Lieberman's legislation requires the NCCC to provide "situational awareness of
the security status" of the portions of the Internet that are inside the United
States -- and also those portions in other countries that, if disrupted, could
cause significant harm. Selected
private companies would be required to participate in "information sharing" with
the Feds. They must "certify in writing to the director" of the NCCC whether
they have "developed and implemented" federally approved security measures,
which could be anything from encryption to physical security mechanisms, or
programming techniques that have been "approved by the director." The NCCC
director can "issue an order" in cases of noncompliance.
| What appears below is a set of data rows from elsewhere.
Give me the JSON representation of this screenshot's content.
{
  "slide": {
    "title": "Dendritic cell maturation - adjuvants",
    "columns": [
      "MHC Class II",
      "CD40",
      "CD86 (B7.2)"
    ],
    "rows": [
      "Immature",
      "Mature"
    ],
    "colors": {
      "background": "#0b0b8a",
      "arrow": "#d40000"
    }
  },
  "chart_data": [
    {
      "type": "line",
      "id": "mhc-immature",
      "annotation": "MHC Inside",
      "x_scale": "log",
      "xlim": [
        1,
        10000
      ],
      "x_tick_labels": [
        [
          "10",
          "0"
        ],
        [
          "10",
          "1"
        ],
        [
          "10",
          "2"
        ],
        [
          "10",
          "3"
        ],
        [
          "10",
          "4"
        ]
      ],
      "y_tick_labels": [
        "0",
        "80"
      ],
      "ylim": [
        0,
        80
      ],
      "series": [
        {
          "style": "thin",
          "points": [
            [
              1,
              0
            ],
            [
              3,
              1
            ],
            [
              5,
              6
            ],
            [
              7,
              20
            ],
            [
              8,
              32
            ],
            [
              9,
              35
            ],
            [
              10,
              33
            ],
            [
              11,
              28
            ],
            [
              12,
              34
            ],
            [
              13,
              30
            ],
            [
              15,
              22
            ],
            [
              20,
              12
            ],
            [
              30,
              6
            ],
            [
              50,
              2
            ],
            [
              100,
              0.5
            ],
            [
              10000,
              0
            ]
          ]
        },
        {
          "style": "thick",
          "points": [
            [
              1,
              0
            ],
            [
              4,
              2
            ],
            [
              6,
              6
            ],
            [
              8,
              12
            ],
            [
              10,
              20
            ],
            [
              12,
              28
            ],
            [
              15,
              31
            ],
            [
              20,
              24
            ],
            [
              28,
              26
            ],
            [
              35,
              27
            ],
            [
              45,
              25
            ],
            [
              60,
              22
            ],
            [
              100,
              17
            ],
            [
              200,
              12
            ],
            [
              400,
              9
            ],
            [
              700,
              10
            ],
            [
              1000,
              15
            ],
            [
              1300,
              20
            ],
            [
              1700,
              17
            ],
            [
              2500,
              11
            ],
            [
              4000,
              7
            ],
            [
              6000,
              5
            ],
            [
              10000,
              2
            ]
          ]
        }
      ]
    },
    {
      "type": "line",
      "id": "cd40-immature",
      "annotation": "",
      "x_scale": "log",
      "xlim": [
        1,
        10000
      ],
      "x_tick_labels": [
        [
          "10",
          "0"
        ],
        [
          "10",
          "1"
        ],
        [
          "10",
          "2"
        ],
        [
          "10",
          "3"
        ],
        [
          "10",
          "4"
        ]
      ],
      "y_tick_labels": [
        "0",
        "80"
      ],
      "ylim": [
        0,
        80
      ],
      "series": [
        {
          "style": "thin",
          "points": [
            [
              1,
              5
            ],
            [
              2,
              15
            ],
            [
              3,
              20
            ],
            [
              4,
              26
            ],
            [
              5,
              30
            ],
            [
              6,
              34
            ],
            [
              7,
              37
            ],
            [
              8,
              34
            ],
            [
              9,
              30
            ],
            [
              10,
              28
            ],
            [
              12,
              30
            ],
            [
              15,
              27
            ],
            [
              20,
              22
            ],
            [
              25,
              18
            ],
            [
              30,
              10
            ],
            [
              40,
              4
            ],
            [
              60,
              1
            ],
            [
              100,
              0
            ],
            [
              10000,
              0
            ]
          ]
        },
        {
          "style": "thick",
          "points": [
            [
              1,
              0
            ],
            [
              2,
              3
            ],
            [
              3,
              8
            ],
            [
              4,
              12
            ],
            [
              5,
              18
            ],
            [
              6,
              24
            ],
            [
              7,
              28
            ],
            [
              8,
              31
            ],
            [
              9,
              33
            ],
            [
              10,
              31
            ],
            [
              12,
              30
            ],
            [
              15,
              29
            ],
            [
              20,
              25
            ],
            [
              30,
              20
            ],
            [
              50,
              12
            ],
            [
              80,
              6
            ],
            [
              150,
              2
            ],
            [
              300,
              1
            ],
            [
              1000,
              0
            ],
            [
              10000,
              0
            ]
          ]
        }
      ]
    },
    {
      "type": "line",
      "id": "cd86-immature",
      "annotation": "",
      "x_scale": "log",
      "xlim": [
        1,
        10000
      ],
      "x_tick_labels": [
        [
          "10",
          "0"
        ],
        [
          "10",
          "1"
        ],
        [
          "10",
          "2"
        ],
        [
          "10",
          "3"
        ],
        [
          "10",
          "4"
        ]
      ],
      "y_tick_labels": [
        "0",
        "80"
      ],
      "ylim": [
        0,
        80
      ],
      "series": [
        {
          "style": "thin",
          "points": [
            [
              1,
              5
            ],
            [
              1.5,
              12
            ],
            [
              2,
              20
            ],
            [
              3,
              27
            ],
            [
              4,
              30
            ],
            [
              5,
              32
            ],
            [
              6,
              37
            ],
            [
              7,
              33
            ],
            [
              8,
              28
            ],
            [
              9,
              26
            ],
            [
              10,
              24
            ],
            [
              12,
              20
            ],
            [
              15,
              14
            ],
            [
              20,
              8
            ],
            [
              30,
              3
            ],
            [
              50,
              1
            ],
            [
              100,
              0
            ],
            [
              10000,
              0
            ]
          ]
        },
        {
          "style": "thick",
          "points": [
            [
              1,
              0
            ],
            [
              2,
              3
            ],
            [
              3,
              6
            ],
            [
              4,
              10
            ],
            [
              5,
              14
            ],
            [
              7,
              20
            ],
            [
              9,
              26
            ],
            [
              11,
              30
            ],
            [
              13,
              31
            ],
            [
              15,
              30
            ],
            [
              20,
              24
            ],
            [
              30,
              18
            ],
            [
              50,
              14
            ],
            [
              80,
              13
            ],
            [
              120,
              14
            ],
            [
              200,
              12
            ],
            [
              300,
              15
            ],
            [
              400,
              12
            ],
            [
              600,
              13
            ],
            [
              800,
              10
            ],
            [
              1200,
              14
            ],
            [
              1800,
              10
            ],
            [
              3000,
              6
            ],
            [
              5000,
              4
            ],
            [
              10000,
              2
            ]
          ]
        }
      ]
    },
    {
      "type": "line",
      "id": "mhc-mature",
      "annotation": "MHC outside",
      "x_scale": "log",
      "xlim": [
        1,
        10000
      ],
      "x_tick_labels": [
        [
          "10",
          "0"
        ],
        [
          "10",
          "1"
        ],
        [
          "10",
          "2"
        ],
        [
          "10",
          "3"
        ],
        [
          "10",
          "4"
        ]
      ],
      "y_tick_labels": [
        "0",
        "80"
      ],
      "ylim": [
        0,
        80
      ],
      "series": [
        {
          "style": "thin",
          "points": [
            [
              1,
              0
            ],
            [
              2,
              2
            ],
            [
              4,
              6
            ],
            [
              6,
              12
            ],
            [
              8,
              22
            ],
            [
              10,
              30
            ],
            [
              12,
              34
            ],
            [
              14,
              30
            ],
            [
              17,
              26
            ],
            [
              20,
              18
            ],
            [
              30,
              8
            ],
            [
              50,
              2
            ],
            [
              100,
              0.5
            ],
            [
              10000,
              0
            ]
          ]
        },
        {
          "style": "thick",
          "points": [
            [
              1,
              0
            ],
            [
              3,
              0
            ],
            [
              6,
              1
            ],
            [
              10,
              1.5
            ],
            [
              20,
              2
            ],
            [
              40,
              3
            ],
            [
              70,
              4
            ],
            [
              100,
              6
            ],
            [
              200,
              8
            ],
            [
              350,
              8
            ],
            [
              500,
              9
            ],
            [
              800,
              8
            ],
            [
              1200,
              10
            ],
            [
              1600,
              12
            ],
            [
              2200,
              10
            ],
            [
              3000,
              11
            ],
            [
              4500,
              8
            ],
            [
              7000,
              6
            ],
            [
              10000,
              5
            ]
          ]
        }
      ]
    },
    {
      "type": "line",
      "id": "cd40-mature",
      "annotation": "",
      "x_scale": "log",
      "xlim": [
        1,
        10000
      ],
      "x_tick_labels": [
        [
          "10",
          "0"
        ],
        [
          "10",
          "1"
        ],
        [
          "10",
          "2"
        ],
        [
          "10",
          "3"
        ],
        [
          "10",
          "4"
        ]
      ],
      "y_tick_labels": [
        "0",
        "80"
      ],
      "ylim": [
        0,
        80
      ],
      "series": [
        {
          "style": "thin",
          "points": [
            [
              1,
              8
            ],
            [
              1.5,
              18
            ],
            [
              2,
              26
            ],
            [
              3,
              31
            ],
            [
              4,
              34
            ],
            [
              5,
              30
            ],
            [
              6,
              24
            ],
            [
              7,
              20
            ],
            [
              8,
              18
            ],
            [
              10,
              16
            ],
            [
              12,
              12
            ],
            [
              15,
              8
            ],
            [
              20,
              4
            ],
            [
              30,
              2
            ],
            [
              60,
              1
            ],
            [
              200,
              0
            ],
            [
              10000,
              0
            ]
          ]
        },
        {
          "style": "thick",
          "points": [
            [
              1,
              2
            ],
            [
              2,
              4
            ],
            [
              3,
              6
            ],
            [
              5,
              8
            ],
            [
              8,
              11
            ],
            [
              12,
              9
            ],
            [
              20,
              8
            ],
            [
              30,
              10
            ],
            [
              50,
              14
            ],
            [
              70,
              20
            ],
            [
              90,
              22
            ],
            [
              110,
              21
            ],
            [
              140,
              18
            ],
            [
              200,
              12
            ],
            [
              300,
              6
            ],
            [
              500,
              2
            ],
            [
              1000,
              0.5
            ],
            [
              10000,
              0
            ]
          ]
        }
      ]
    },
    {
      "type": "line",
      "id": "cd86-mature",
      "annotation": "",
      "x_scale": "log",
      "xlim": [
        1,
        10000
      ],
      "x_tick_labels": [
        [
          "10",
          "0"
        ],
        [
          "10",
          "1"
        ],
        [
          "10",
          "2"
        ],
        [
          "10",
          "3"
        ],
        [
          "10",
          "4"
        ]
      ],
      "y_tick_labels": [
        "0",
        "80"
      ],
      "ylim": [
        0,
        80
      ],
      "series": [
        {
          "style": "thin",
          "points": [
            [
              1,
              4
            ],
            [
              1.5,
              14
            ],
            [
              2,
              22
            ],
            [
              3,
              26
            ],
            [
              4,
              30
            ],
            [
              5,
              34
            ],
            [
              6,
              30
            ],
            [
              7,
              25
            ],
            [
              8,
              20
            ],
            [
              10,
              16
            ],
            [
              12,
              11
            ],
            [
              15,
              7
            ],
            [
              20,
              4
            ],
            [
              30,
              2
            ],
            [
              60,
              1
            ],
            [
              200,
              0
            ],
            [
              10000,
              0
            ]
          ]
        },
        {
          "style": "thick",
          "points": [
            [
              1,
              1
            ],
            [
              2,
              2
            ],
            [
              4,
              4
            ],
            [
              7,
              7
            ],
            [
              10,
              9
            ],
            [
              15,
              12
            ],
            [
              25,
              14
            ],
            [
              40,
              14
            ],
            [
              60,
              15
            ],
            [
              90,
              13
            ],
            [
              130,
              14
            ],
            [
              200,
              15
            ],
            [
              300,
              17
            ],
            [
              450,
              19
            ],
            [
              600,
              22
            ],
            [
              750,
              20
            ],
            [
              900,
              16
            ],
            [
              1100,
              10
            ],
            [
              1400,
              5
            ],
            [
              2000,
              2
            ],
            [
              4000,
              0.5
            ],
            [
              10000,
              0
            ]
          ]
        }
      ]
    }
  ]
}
The
prospect of a vast new cyber-security bureaucracy with power to command the
private sector worries some privacy advocates. "This is a plan for an
auto-immune reaction," says Jim Harper, director of information studies at the
libertarian Cato Institute. "When something goes wrong, the government will
attack our infrastructure and make society weaker." A new
White House office would be charged with forcing federal agencies to take
cyber-security more seriously, with the power to jeopardize their budgets if
they fail to comply. The likely effect would be to increase government agencies'
demand for security products. CNET
In 2001,
the NSA installed specialized eavesdropping equipment around the country to
wiretap calls, faxes, and emails and collect domestic communications originally
targeted at Arab-Americans. Over 25
eavesdropping facilities exist in San Jose, San Diego, Seattle, Los Angeles, and
Chicago among other cities. In 2009,
as part of the Cyber Command the NSA built a one million square feet data
warehouse at a cost of $1.5 billion at Camp Williams in Utah, as well as another
massive data warehouse in San Antonio. After
the September 11 attacks, the government permitted the use of technical means to
hack into the e-mails and internet communications of American
citizens. The U.S.
and its intelligence authorities monitor whoever they want, and erase any
information that they claim might threaten U.S. national
interests. The
Patriot Act allows law enforcement agencies to search telephone, email
communications, medical, financial and other records. On July
9, 2008, the Foreign Intelligence Surveillance Act Amendments Act passed by the
Senate, grants legal immunity to telecommunication companies that take part in
wiretapping programs. From
2002 to 2006, the FBI collected thousands of phone records of U.S. citizens
through mails, notes and phone calls. In
September 2009, the U.S. set up an Internet security supervision body, which
allows the U.S. government the use of Internet security as an excuse to monitor
and interfere with personal systems. In 2009,
the NSA had intercepted private email messages and phone calls of Americans
beyond the broad legal limits established by the U.S. Congress the year before.